Da brachten sie den Mann, der blind gewesen war, zu den Pharisäern. Es war aber Sabbat an dem Tag, als Jesus den Teig gemacht und ihm die Augen geöffnet hatte.
Auch die Pharisäer fragten ihn, wie er sehend geworden sei. Der Mann antwortete ihnen: Er legte mir einen Teig auf die Augen; dann wusch ich mich, und jetzt kann ich sehen. Einige der Pharisäer meinten: Dieser Mensch kann nicht von Gott sein, weil er den Sabbat nicht hält. Andere aber sagten: Wie kann ein Sünder solche Zeichen tun?
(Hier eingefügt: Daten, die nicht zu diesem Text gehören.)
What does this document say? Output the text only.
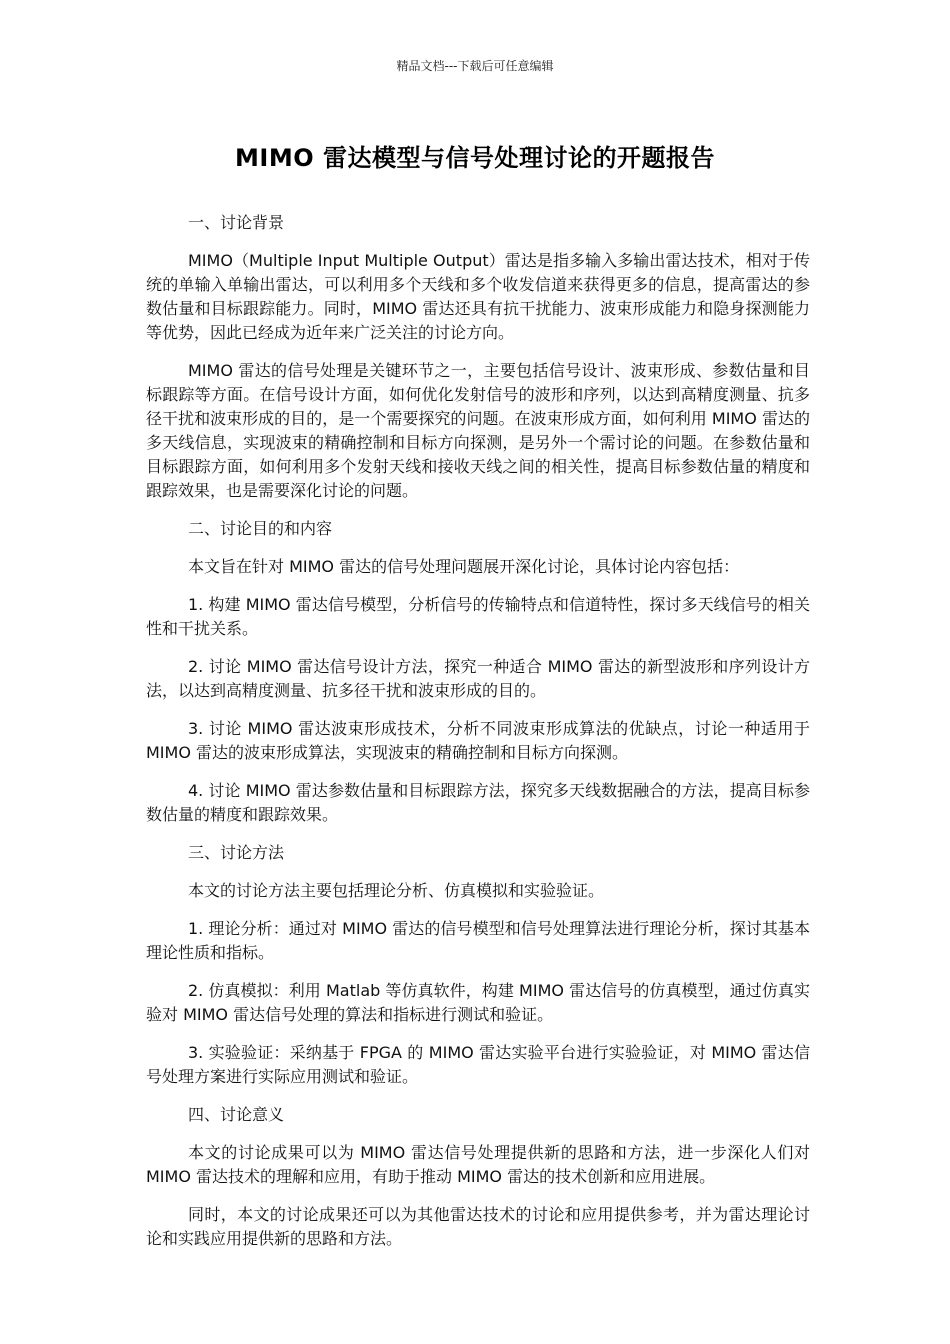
精品文档---下载后可任意编辑
MIMO 雷达模型与信号处理讨论的开题报告
一、讨论背景
MIMO（Multiple Input Multiple Output）雷达是指多输入多输出雷达技术，相对于传统的单输入单输出雷达，可以利用多个天线和多个收发信道来获得更多的信息，提高雷达的参数估量和目标跟踪能力。同时，MIMO 雷达还具有抗干扰能力、波束形成能力和隐身探测能力等优势，因此已经成为近年来广泛关注的讨论方向。
MIMO 雷达的信号处理是关键环节之一，主要包括信号设计、波束形成、参数估量和目标跟踪等方面。在信号设计方面，如何优化发射信号的波形和序列，以达到高精度测量、抗多径干扰和波束形成的目的，是一个需要探究的问题。在波束形成方面，如何利用 MIMO 雷达的多天线信息，实现波束的精确控制和目标方向探测，是另外一个需讨论的问题。在参数估量和目标跟踪方面，如何利用多个发射天线和接收天线之间的相关性，提高目标参数估量的精度和跟踪效果，也是需要深化讨论的问题。
二、讨论目的和内容
本文旨在针对 MIMO 雷达的信号处理问题展开深化讨论，具体讨论内容包括：
1. 构建 MIMO 雷达信号模型，分析信号的传输特点和信道特性，探讨多天线信号的相关性和干扰关系。
2. 讨论 MIMO 雷达信号设计方法，探究一种适合 MIMO 雷达的新型波形和序列设计方法，以达到高精度测量、抗多径干扰和波束形成的目的。
3. 讨论 MIMO 雷达波束形成技术，分析不同波束形成算法的优缺点，讨论一种适用于 MIMO 雷达的波束形成算法，实现波束的精确控制和目标方向探测。
4. 讨论 MIMO 雷达参数估量和目标跟踪方法，探究多天线数据融合的方法，提高目标参数估量的精度和跟踪效果。
三、讨论方法
本文的讨论方法主要包括理论分析、仿真模拟和实验验证。
1. 理论分析：通过对 MIMO 雷达的信号模型和信号处理算法进行理论分析，探讨其基本理论性质和指标。
2. 仿真模拟：利用 Matlab 等仿真软件，构建 MIMO 雷达信号的仿真模型，通过仿真实验对 MIMO 雷达信号处理的算法和指标进行测试和验证。
3. 实验验证：采纳基于 FPGA 的 MIMO 雷达实验平台进行实验验证，对 MIMO 雷达信号处理方案进行实际应用测试和验证。
四、讨论意义
本文的讨论成果可以为 MIMO 雷达信号处理提供新的思路和方法，进一步深化人们对 MIMO 雷达技术的理解和应用，有助于推动 MIMO 雷达的技术创新和应用进展。
同时，本文的讨论成果还可以为其他雷达技术的讨论和应用提供参考，并为雷达理论讨论和实践应用提供新的思路和方法。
So entstand eine Spaltung unter ihnen.

Da fragten sie den Blinden noch einmal: Was sagst du selbst über ihn? Er hat doch deine Augen geöffnet. Der Mann antwortete: Er ist ein Prophet. Die Juden aber wollten nicht glauben, dass er blind gewesen und sehend geworden war. Daher riefen sie die Eltern des Geheilten und fragten sie: Ist das euer Sohn, von dem ihr behauptet, dass er blind geboren wurde? Wie kommt es, dass er jetzt sehen kann? Seine Eltern antworteten: Wir wissen, dass er unser Sohn ist und dass er blind geboren wurde.
Wie es kommt, dass er jetzt sehen kann, das wissen wir nicht. Und wer seine Augen geöffnet hat, das wissen wir auch nicht. Fragt doch ihn selbst, er ist alt genug und kann selbst für sich sprechen. Das sagten seine Eltern, weil sie sich vor den Juden fürchteten; denn die Juden hatten schon beschlossen, jeden, der ihn als den Messias bekenne, aus der Synagoge auszustossen. Deswegen sagten seine Eltern: Er ist alt genug, fragt doch ihn selbst.

Da riefen die Pharisäer den Mann, der blind gewesen war, zum zweitenmal und sagten zu ihm: Gib Gott die Ehre! Wir wissen, dass dieser Mensch ein Sünder ist. Er antwortete: Ob er ein Sünder ist, weiss ich nicht. Nur das eine weiss ich, dass ich blind war und jetzt sehen kann.

Sie fragten ihn: Was hat er mit dir gemacht? Wie hat er deine Augen geöffnet? Er antwortete ihnen: Ich habe es euch bereits gesagt, aber ihr habt nicht gehört. Warum wollt ihr es noch einmal hören? Wollt auch ihr seine Jünger werden? Da beschimpften sie ihn: Du bist ein Jünger dieses Menschen; wir aber sind Jünger des Mose. Wir wissen, dass zu Mose Gott gesprochen hat; aber von dem da wissen wir nicht, woher er kommt. Der Mann antwortete ihnen: Darin liegt ja das Erstaunliche, dass ihr nicht wisst, woher er kommt; dabei hat er doch meine Augen geöffnet. Wir wissen, dass Gott einen Sünder nicht erhört; wer aber Gott fürchtet und seinen Willen tut, den erhört er. Noch nie hat man gehört, dass jemand die Augen eines Blindgeborenen geöffnet hat. Wenn dieser Mensch nicht von Gott wäre, dann hätte er gewiss nichts ausrichten können.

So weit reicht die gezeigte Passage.